Ci sono malattie che prima di annientare gli individui provano a tranciarne i legami affettivi. Lino e Chicca sono una coppia non più giovane, ma salda e felice, fino a quando in lui non si manifestano amnesie e sfasamenti causati da un’incipiente degenerazione delle cellule cerebrali. “Alzheimer”, la diagnosi dei dottori. Un male subdolo, che agisce sulla personalità di chi ne viene colpito mettendo a dura prova anche i sentimenti delle persone vicine al malato. Un male tanto devastante quanto ormai sempre più diffuso, al quale la società reagisce con l’isolamento dei pazienti nelle case di cura. A questa prassi comune Chicca, interpretata da una Francesca Neri invecchiata di vent’anni col trucco di scena, non si arrende, così decide che a fare da sfondo all’insinuarsi del morbo nella vita del marito continueranno a essere i loro luoghi e la loro storia d’amore.

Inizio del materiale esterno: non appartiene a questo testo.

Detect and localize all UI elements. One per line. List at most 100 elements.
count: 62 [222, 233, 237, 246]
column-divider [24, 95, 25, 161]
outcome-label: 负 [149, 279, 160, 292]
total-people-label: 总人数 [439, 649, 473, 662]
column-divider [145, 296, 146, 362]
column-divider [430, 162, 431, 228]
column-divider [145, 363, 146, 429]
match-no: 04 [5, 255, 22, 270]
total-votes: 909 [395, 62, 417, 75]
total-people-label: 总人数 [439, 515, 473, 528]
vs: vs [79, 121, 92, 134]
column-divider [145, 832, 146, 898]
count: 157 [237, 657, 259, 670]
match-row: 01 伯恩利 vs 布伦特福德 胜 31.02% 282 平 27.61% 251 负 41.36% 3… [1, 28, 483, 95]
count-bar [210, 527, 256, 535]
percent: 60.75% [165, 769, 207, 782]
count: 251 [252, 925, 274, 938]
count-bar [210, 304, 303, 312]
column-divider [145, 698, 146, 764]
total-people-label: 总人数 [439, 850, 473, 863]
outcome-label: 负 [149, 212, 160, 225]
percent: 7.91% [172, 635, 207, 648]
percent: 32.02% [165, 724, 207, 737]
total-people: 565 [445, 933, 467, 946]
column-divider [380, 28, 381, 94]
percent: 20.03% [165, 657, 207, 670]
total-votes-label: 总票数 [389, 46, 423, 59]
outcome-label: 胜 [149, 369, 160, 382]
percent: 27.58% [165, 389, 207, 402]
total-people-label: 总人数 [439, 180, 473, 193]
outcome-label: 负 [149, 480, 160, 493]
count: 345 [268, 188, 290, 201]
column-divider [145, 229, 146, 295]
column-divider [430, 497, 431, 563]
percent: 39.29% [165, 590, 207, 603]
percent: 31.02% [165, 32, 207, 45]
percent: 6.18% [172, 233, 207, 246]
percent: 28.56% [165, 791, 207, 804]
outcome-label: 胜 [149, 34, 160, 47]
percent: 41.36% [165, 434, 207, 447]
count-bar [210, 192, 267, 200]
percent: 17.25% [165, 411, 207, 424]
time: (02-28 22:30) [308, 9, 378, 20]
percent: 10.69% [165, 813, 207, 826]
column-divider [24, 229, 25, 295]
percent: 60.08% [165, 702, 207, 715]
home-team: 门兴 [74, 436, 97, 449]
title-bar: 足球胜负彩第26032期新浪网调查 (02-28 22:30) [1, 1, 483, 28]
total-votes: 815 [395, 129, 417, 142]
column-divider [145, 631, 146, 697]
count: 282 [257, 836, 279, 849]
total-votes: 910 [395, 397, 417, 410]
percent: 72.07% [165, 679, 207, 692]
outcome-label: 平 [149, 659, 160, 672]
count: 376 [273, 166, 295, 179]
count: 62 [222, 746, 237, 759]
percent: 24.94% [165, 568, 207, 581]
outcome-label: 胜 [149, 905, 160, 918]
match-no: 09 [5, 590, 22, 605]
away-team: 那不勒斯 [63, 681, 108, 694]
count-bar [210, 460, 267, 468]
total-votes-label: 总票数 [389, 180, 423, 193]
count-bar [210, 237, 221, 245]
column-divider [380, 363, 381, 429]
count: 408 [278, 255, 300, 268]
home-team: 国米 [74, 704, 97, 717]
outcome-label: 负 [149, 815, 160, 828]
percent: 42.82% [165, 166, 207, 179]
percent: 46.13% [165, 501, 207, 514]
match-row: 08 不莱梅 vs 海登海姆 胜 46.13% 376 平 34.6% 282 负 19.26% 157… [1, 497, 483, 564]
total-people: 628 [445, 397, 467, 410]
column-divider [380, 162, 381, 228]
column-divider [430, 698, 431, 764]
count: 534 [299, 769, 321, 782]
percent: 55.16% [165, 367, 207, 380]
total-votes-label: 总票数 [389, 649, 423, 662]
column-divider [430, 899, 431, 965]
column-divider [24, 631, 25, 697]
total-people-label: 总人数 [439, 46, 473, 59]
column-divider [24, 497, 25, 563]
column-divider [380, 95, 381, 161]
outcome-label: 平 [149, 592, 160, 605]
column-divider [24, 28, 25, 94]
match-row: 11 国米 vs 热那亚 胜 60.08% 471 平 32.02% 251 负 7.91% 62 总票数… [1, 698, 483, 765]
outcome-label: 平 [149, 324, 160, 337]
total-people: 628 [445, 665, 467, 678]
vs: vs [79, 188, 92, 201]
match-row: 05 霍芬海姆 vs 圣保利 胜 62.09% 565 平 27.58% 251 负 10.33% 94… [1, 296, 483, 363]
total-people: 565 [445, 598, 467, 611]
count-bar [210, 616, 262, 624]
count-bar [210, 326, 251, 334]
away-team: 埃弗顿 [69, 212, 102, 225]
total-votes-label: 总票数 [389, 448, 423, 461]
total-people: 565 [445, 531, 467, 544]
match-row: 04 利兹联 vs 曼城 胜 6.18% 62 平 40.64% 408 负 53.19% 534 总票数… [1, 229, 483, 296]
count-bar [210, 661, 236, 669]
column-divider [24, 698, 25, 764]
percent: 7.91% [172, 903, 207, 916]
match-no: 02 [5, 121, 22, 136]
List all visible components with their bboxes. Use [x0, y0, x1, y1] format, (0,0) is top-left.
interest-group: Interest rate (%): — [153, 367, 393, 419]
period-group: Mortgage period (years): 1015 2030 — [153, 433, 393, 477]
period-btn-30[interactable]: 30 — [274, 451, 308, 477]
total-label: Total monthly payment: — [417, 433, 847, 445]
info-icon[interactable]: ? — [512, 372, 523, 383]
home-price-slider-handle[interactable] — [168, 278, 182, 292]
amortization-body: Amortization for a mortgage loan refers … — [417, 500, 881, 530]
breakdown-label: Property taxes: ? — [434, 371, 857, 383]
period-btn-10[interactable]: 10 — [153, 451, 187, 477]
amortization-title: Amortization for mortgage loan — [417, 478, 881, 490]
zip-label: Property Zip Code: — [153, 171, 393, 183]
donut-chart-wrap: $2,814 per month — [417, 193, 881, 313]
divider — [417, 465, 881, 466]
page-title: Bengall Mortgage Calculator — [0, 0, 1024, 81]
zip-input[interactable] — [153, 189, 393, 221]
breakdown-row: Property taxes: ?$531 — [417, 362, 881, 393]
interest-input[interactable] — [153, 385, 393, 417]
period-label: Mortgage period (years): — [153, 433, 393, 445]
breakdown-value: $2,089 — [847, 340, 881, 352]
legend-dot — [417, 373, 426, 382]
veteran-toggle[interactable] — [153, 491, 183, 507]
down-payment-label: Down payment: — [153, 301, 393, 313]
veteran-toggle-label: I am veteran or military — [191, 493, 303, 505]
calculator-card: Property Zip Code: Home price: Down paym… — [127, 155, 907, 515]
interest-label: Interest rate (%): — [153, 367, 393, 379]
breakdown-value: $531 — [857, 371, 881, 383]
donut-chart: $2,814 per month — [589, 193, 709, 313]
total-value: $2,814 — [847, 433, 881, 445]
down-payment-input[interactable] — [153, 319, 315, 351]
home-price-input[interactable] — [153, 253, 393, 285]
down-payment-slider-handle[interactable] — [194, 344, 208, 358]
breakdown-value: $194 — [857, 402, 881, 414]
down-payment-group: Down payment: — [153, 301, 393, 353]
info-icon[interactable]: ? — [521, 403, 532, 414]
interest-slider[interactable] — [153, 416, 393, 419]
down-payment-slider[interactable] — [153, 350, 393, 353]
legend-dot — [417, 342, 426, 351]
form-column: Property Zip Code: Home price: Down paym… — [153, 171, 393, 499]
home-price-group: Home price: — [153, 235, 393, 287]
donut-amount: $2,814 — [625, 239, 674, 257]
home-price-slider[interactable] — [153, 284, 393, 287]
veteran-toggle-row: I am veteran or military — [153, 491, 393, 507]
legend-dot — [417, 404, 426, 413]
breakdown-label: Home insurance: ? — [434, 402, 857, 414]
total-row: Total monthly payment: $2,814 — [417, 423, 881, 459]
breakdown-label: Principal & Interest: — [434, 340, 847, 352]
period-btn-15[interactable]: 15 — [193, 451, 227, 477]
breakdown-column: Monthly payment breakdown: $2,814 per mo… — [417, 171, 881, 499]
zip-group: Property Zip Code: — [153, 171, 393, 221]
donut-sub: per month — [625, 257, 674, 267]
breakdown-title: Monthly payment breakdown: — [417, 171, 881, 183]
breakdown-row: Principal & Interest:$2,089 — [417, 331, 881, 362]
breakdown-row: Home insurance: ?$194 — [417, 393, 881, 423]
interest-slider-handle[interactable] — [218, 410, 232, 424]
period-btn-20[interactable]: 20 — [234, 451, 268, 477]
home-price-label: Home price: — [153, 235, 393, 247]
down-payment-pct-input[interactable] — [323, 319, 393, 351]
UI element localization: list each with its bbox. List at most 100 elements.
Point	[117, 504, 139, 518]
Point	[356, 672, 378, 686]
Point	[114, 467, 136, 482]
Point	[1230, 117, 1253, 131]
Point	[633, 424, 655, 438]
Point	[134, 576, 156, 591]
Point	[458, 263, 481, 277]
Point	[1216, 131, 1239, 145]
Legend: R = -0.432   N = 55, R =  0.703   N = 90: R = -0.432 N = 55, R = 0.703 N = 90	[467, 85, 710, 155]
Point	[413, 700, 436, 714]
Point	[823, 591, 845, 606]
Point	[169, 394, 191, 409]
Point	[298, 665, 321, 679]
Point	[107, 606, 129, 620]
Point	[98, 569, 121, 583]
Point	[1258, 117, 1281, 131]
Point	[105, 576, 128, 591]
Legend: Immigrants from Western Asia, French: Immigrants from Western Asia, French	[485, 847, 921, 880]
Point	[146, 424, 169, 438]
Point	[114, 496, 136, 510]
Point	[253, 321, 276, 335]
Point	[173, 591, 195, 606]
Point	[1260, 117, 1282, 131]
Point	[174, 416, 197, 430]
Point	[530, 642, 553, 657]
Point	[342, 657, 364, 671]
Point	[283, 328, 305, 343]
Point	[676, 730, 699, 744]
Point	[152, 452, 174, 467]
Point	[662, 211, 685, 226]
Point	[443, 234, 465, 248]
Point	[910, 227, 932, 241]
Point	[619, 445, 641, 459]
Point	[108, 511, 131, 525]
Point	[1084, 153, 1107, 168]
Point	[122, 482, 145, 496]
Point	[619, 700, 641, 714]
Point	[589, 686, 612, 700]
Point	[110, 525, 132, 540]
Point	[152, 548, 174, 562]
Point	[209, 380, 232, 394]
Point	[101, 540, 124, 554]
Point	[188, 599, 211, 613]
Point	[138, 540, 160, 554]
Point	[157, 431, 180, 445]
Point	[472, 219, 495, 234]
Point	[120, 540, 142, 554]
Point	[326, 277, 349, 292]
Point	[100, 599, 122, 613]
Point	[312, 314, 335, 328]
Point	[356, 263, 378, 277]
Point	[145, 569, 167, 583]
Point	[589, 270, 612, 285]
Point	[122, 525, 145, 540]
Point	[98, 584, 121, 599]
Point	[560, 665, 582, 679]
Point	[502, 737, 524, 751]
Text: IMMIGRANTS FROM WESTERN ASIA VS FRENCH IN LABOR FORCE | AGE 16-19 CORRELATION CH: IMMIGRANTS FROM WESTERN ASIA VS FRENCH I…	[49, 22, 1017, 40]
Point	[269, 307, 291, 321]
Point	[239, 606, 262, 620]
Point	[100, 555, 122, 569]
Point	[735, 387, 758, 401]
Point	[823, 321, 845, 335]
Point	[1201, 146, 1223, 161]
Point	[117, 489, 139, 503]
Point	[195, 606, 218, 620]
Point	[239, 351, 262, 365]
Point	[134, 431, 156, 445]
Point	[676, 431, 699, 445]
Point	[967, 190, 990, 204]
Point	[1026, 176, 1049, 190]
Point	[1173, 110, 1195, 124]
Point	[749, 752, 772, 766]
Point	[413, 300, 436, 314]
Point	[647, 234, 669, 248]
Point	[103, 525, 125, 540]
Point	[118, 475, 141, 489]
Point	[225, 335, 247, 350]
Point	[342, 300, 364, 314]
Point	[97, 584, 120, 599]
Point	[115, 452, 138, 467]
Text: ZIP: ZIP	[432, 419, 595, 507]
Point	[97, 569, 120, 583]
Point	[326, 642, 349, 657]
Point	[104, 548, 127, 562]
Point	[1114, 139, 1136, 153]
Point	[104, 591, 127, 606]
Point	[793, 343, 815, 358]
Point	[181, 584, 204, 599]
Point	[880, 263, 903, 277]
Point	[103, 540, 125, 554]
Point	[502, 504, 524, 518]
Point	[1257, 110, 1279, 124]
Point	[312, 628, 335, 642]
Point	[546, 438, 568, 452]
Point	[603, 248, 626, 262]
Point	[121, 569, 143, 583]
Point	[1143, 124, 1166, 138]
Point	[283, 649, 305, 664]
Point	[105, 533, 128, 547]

Pupi Avati torna al grande schermo con un tema quanto mai attuale e difficile da affrontare, e riesce a farlo con coraggio e delicatezza estrema. Il peso sociale della malattia si avverte in pieno pur senza che sia messa in scena la disperazione. C’è grande pudore nello stile della recitazione e nelle scelte della regia che scava nelle fragilità dei protagonisti schivando il rischio di incappare nell’esasperazione e di risolversi nel sentimentalismo rapace. La sceneggiatura, che Avati ha tratto da un suo stesso romanzo uscito in contemporanea al film, volutamente non lascia spazio al senso dello scoramento. Il racconto, piuttosto, si muove in equilibrio sui fili che regolano i legami coniugali e le eventuali e dolorose trasformazioni che questi spesso subiscono per cause che non derivano dalla volontà degli individui. Della malattia, Avati rimarca l’inesorabilità, il potere assoluto di stravolgere la quotidianità delle persone e di chi le circonda, i risvolti paradossali che generano situazioni dall’apparenza anche talvolta comica, ma dal significato profondamente triste. La grande dignità dei due protagonisti non basta a contrastare la crudeltà del morbo che li trascina in situazioni imbarazzanti, ai limiti dell’assurdo. Tuttavia, le loro figure riescono a trionfare per la spiccata umanità che portano con sé. Il regista bolognese si distacca dal pietismo scontato e racconta con garbo una realtà sconvolgente senza strumentalizzarla. E se anche è vero che il contesto in cui il film inquadra il problema dell’Alzheimer è quello di una coppia molto agiata, bella e istruita dell’alta borghesia romana, non per questo ne offre una visione patinata.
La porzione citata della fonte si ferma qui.